Yes, Betsey Johnson did call me a gargoyle. But I think it has a lot to do with just how unbelievably ballsy and mouthy I tend to get when I’m seeking out adventure. That, plus the alcohol. Plus, I was having a bad hair and makeup day, so I guess I get the gargoyle comment (and could the fact that I was talking to Phil across the table, taking the attention away from HER?!). Fine Betsey, you win.

More Me-And-My-Big-Mouth issues:

  • Found out that I said some bizarre things to AtH (aka: Nabe) the last time he took me out. Yes, that was the night he also told me that he wanted to date me, we kissed and kissed and kissed, and then he called the next morning in freak-out mode. Turns out, I told him that I wanted to be married within a year and a half (before 40), and that I wanted to hurry and have kids.

    …um. What?! News to me!

    First of all, yes, everyone knows I’d like to start a relationship and eventually possibly get married. But within a year and ½? I wonder how I thought I was going to do that. And the kid thing? I don’t even really know if I want kids.

    I guess the point is that I spew oddness when I’ve had too much to drink. No wonder he got spooked and ran.

    I clarified these things on Thursday when I saw him. We both decided not to drink so much when we hang out together. We both agreed to remain good nabes and to continue our friendship.

    [Side note: HOWEVER—we both know that sparks fly when we see each other. They just do, and there’s nothing that either one of us can do about it. We have major, major chemistry the likes I haven’t felt in years. I’m just not sure what to do with it at this point. And I have to mention that it’s not just in my head. My new friend from work (needs a name, let’s call her Persephone–I’ll explain later) has met him twice now, and she tells me that it is so obvious that he and I are completely into each other. What to do…what to do?]

  • While meeting with Boss Party Pants in a very informal setting (read: a bar) a couple of weeks ago, I told her that I wanted to direct our department someday in the not-so-distant future. Now granted, this isn’t a bad thing, it’s just something I don’t think I would have normally had the guts to say in certain other circumstances (read: completely sober).
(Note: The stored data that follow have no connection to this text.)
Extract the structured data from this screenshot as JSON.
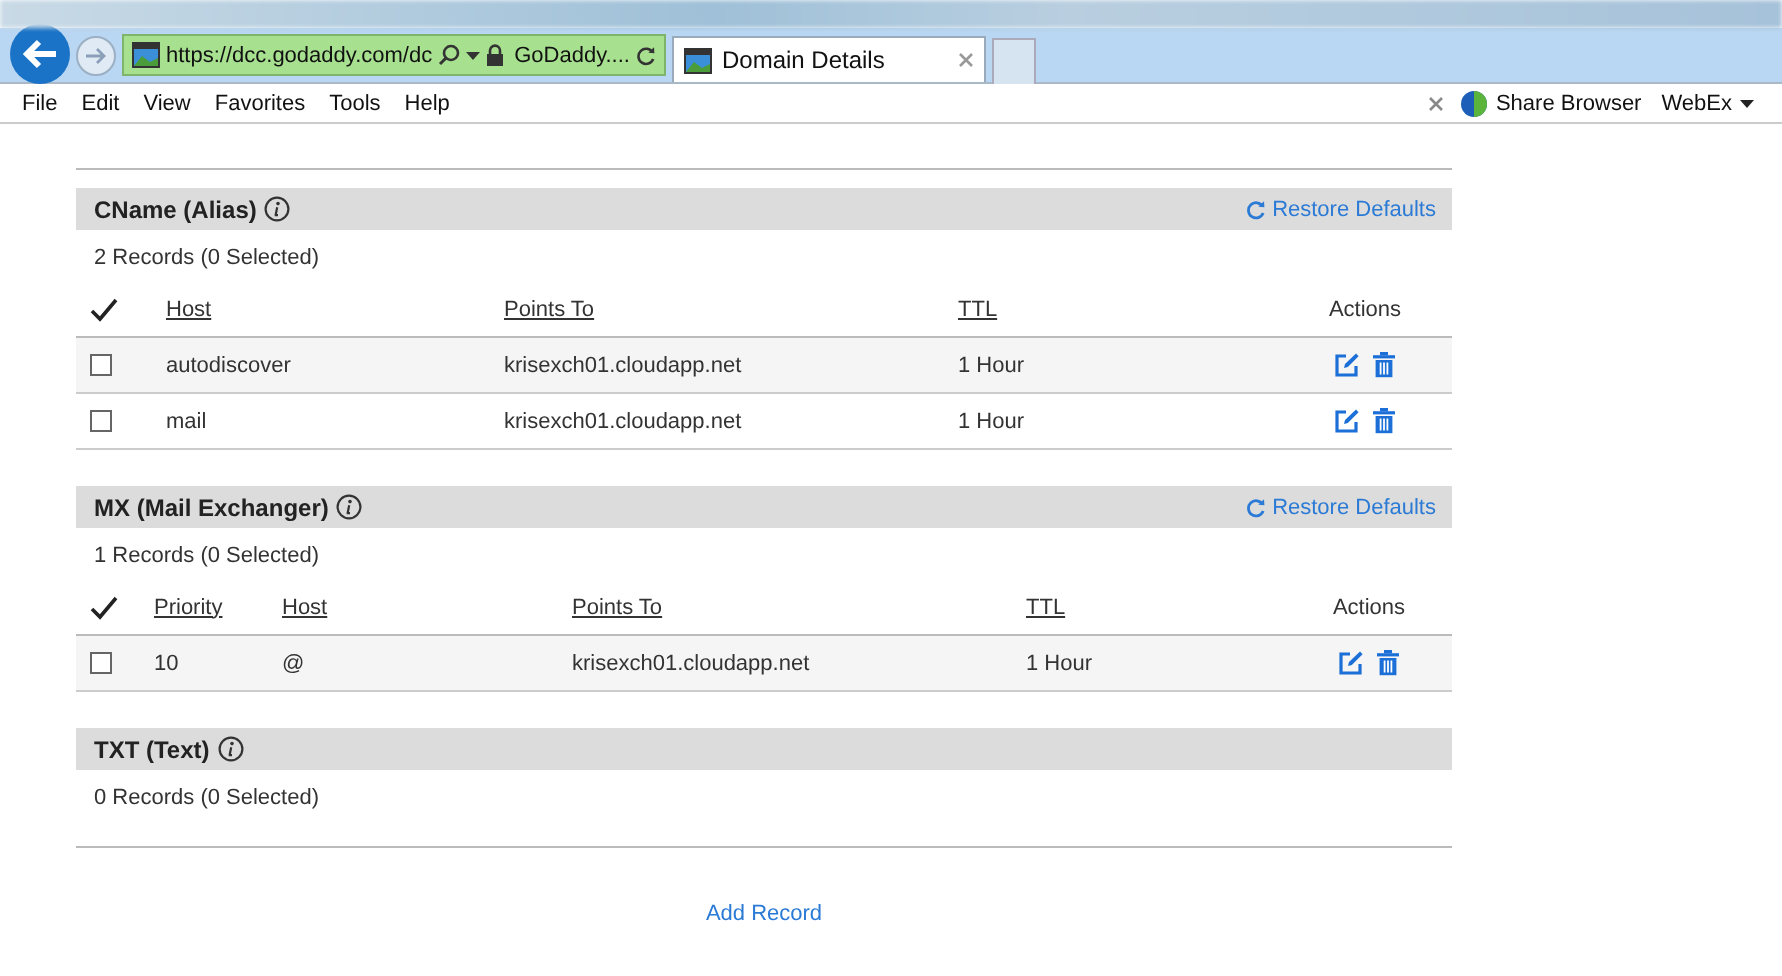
{
  "browser": {
    "url_host": "https://dcc.godaddy.com/dc",
    "site_label": "GoDaddy....",
    "tabs": [
      {
        "title": "Domain Details",
        "selected": true
      }
    ],
    "menu": [
      "File",
      "Edit",
      "View",
      "Favorites",
      "Tools",
      "Help"
    ],
    "share": "Share Browser",
    "webex": "WebEx"
  },
  "sections": [
    {
      "title": "CName (Alias)",
      "restore": "Restore Defaults",
      "count": "2 Records (0 Selected)",
      "columns": [
        "Host",
        "Points To",
        "TTL",
        "Actions"
      ],
      "rows": [
        {
          "cells": [
            "autodiscover",
            "krisexch01.cloudapp.net",
            "1 Hour"
          ],
          "checked": false
        },
        {
          "cells": [
            "mail",
            "krisexch01.cloudapp.net",
            "1 Hour"
          ],
          "checked": false
        }
      ]
    },
    {
      "title": "MX (Mail Exchanger)",
      "restore": "Restore Defaults",
      "count": "1 Records (0 Selected)",
      "columns": [
        "Priority",
        "Host",
        "Points To",
        "TTL",
        "Actions"
      ],
      "rows": [
        {
          "cells": [
            "10",
            "@",
            "krisexch01.cloudapp.net",
            "1 Hour"
          ],
          "checked": false
        }
      ]
    },
    {
      "title": "TXT (Text)",
      "count": "0 Records (0 Selected)"
    }
  ],
  "add_record": "Add Record"
}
She answered by telling me that she has me on a fast track for promotion, and that she is confident in my abilities. Again, all good stuff…but my above point (ie. telling AtH that I wanted to get married soon, Betsey Johnson calling me a gargoyle, etc.) is that things get said under the influence of alcohol that may or may not be exactly on point. Promises are made that might not necessarily be kept—or even remembered!!

    Bottom line is, I gotta figure out how to control my mouth, control my drinking, filter my thoughts, and decipher others’ reactions somehow simultaneously.